Jednym z obiecujących źródeł informacji o początku
wszechświata jest promieniowanie reliktowe (CMB) - resztka blasku po WielkimWybuchu, które przenika całą przestrzeń. Na początku ten blask jest gładki i
jednolity, ale po bliższym przyjrzeniu się zmienia się w niewielkim stopniu.
Zmiany te pochodzą z fluktuacji kwantowych obecnych przy narodzinach
wszechświata, które zostały rozciągnięte, kiedy wszechświat się rozszerzał.

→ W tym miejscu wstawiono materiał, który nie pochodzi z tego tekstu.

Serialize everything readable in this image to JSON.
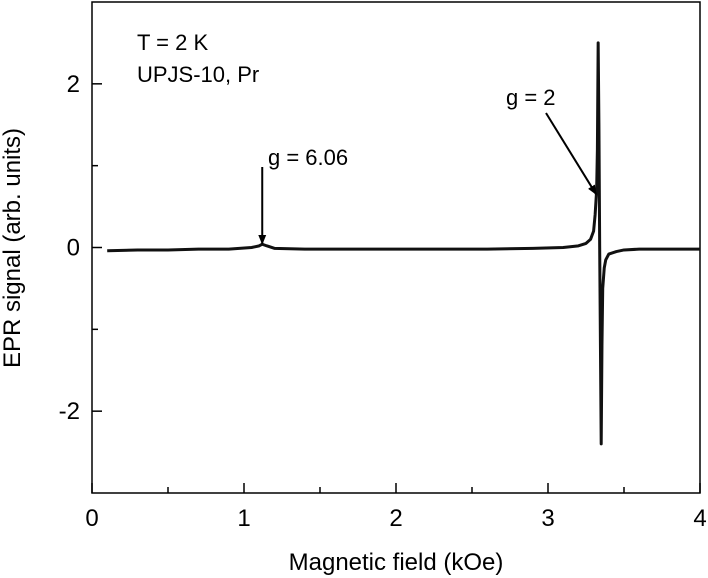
{
  "chart_data": {
    "type": "line",
    "xlabel": "Magnetic field (kOe)",
    "ylabel": "EPR signal (arb. units)",
    "xlim": [
      0,
      4
    ],
    "ylim": [
      -3,
      3
    ],
    "x_ticks": [
      0,
      1,
      2,
      3,
      4
    ],
    "x_tick_labels": [
      "0",
      "1",
      "2",
      "3",
      "4"
    ],
    "y_ticks": [
      -2,
      0,
      2
    ],
    "y_tick_labels": [
      "-2",
      "0",
      "2"
    ],
    "grid": false,
    "legend": "none",
    "line_color": "#111111",
    "series": [
      {
        "x": [
          0.1,
          0.3,
          0.5,
          0.7,
          0.9,
          1.05,
          1.1,
          1.12,
          1.15,
          1.2,
          1.4,
          1.7,
          2.0,
          2.3,
          2.6,
          2.9,
          3.1,
          3.2,
          3.25,
          3.28,
          3.3,
          3.31,
          3.32,
          3.325,
          3.33,
          3.335,
          3.34,
          3.345,
          3.35,
          3.355,
          3.36,
          3.37,
          3.38,
          3.4,
          3.45,
          3.5,
          3.6,
          3.8,
          4.0
        ],
        "y": [
          -0.04,
          -0.03,
          -0.03,
          -0.02,
          -0.02,
          0.0,
          0.02,
          0.04,
          0.02,
          -0.01,
          -0.02,
          -0.02,
          -0.02,
          -0.02,
          -0.02,
          -0.01,
          0.0,
          0.02,
          0.05,
          0.1,
          0.2,
          0.4,
          0.7,
          1.2,
          2.5,
          1.5,
          0.0,
          -1.2,
          -2.4,
          -1.2,
          -0.5,
          -0.25,
          -0.15,
          -0.08,
          -0.05,
          -0.03,
          -0.02,
          -0.02,
          -0.02
        ]
      }
    ],
    "annotations": [
      {
        "text": "T = 2 K"
      },
      {
        "text": "UPJS-10, Pr"
      },
      {
        "text": "g = 6.06",
        "arrow_to": [
          1.12,
          0.02
        ]
      },
      {
        "text": "g = 2",
        "arrow_to": [
          3.33,
          0.65
        ]
      }
    ]
  }
}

Konwencjonalne podejście do odróżnienia różnych scenariuszy
opiera się na ewentualnych śladach fal grawitacyjnych, generowanych w
pierwotnym wszechświecie, w CMB. "Tu proponujemy nowe podejście, które
pozwoliłyby nam bezpośrednio ujawnić historię ewolucyjną pierwotnego
wszechświata z sygnałów astrofizycznych. Ta historia jest unikalna dla każdego
scenariusza", mówi Xingang Chen z
Harvard-Smithsonian Center for Astrophysics (CFA) oraz University of Texas w
Dallas.
O ile wcześniejsze badania eksperymentalne i teoretyczne
dawały wskazówki co do zmian przestrzennych w pierwotnym wszechświecie, brakuje
im kluczowego elementu: czasu. Bez tykającego zegara do pomiaru upływu czasu,
ewolucyjna historia pierwotnego wszechświata nie może być ustalona w sposób
jednoznaczny.
Nowe badania wskazują, że istnieje taki "zegar",
i może być używany do pomiaru upływu czasu po narodzinach wszechświata. Zegary
te przyjmują postać ciężkich cząstek, które stanowią podstawę do "teorii
wszystkiego", która zjednoczy mechanikę kwantową i ogólną teorię względności.
Są one nazwane "pierwotnymi standardowymi zegarami".
Subatomowe ciężkie cząstki będą zachowywać się jak wahadło,
oscylujące w tę i z powrotem w standardowy sposób. Mogą nawet robić to w sposób
kwantowo-mechaniczny bez popychania na początku.
"Tykania tych pierwotnych standardowych zegarów
stworzyłoby odpowiedniki wahań dla mikrofalowego tła kosmicznego, którego wzór
jest unikalny dla każdego scenariusza", mówi współautor Yi Wang Hong Kong
University of Science and Technology. Jednakże obecne dane nie są wystarczająco
dokładne, by dostrzec takie małe wahania.
Prowadzone eksperymenty powinny znacznie poprawić sytuację.
Projekty takie jak BICEP3, Keck Array CFA i wiele innych eksperymentów na całym świecie, zbierają
dokładne dane dotyczące CMB w tym samym czasie – podczas poszukiwania fal
grawitacyjnych. Jeżeli wahania w pierwotnych standardowych zegarach są
wystarczająco silne, eksperymenty powinny znaleźć je w następnym dziesięcioleciu.
Pierwotne standardowe zegary byłyby składnikiem "teorii
wszystkiego" i dostarczyłyby dowodów na istnienie fizyki poza Modelem
Standardowym i na skalę energii niedostępnych dla zderzaczy na ziemi.